Fixing Agent Coordination: Advisors, MCP, Tiger Teams, and Sandboxes
AI agents aren’t failing. The coordination layer is failing. An “Event Spine” proposal centralizes ordering, context propagation, and coordination primitives to prevent multi-agent conflicts and scale orchestration. Outcome engineers must design event-driven coordination and clear context propagation to keep agents consistent and composable — Principle 09 (Orchestration) and 06 (Legible Landscapes).
Tiger Teams, Evals and Agents: The New AI Engineering Playbook. Mastra argues cross-functional Tiger Teams plus rigorous evals are essential to shipping agentic systems. If you’re building outcome engineering pipelines, embed continuous evals and tight cross-discipline feedback loops to move from prototype to production safely — Principle 03 and 16.
Advisor Strategy in Agents.
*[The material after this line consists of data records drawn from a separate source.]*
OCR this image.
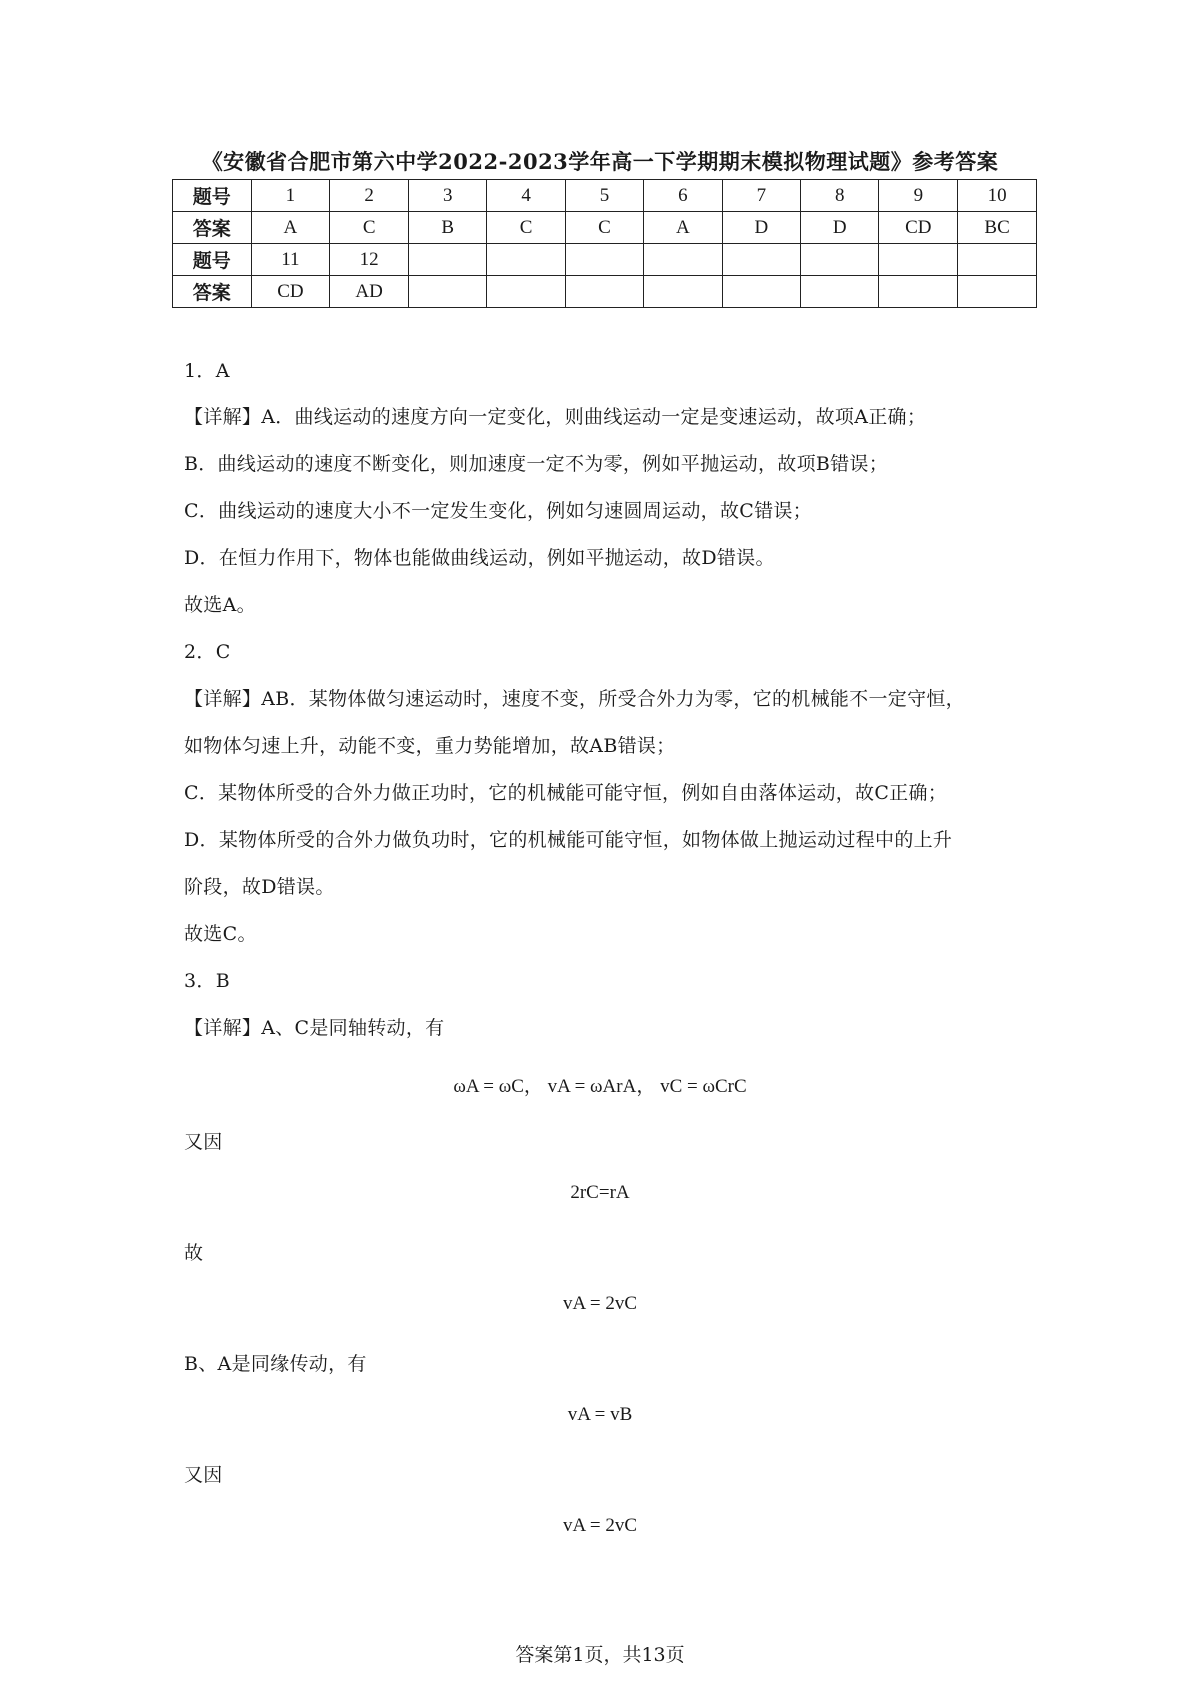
《安徽省合肥市第六中学2022-2023学年高一下学期期末模拟物理试题》参考答案
题号	1	2	3	4	5	6	7	8	9	10
答案	A	C	B	C	C	A	D	D	CD	BC
题号	11	12								
答案	CD	AD								
1．A
【详解】A．曲线运动的速度方向一定变化，则曲线运动一定是变速运动，故项A正确；
B．曲线运动的速度不断变化，则加速度一定不为零，例如平抛运动，故项B错误；
C．曲线运动的速度大小不一定发生变化，例如匀速圆周运动，故C错误；
D．在恒力作用下，物体也能做曲线运动，例如平抛运动，故D错误。
故选A。
2．C
【详解】AB．某物体做匀速运动时，速度不变，所受合外力为零，它的机械能不一定守恒，
如物体匀速上升，动能不变，重力势能增加，故AB错误；
C．某物体所受的合外力做正功时，它的机械能可能守恒，例如自由落体运动，故C正确；
D．某物体所受的合外力做负功时，它的机械能可能守恒，如物体做上抛运动过程中的上升
阶段，故D错误。
故选C。
3．B
【详解】A、C是同轴转动，有
ωA = ωC， vA = ωArA， vC = ωCrC
又因
2rC=rA
故
vA = 2vC
B、A是同缘传动，有
vA = vB
又因
vA = 2vC
答案第1页，共13页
The piece recommends using lightweight advisor models to call powerful LLMs only when needed, cutting inference costs while reserving frontier models for hard decisions. Apply advisor layers in your agent stack to balance cost, latency, and auditability while keeping high-stakes reasoning gated and observable — Principle 09 and 12.
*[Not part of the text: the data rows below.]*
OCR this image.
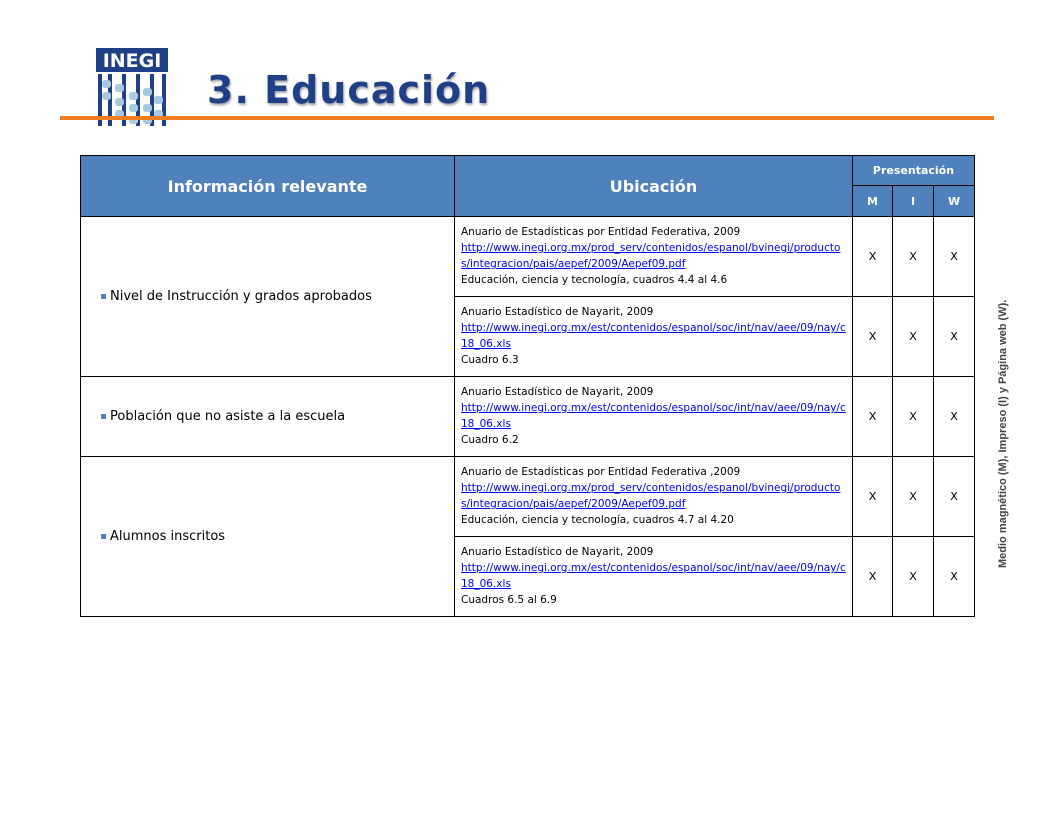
INEGI
3. Educación
Información relevante	Ubicación	Presentación		
		M	I	W
Nivel de Instrucción y grados aprobados	Anuario de Estadísticas por Entidad Federativa, 2009
http://www.inegi.org.mx/prod_serv/contenidos/espanol/bvinegi/productos/integracion/pais/aepef/2009/Aepef09.pdf
Educación, ciencia y tecnología, cuadros 4.4 al 4.6	X	X	X

	Anuario Estadístico de Nayarit, 2009
http://www.inegi.org.mx/est/contenidos/espanol/soc/int/nav/aee/09/nay/c18_06.xls
Cuadro 6.3	X	X	X
Población que no asiste a la escuela	Anuario Estadístico de Nayarit, 2009
http://www.inegi.org.mx/est/contenidos/espanol/soc/int/nav/aee/09/nay/c18_06.xls
Cuadro 6.2	X	X	X
Alumnos inscritos	Anuario de Estadísticas por Entidad Federativa ,2009
http://www.inegi.org.mx/prod_serv/contenidos/espanol/bvinegi/productos/integracion/pais/aepef/2009/Aepef09.pdf
Educación, ciencia y tecnología, cuadros 4.7 al 4.20	X	X	X

	Anuario Estadístico de Nayarit, 2009
http://www.inegi.org.mx/est/contenidos/espanol/soc/int/nav/aee/09/nay/c18_06.xls
Cuadros 6.5 al 6.9	X	X	X
Medio magnético (M), Impreso (I) y Página web (W).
Launch HN: Twill.ai (YC S25) — Delegate to cloud agents, get back PRs. Twill runs sandboxed coding agents that build, test, and open PRs, pinging humans only for approvals. Use sandboxed agent runners and CI-style gating to automate developer workflows safely and preserve human oversight in delivery pipelines — Principle 07 and 08.
I Still Prefer MCP Over Skills. The author argues MCP connectors outperform Skills for giving LLMs real, remote, sandboxed service access and seamless integrations. Choose connector architectures that provide secure, observable service access and enforce boundaries when you instrument agents into production systems — Principle 06 and 07.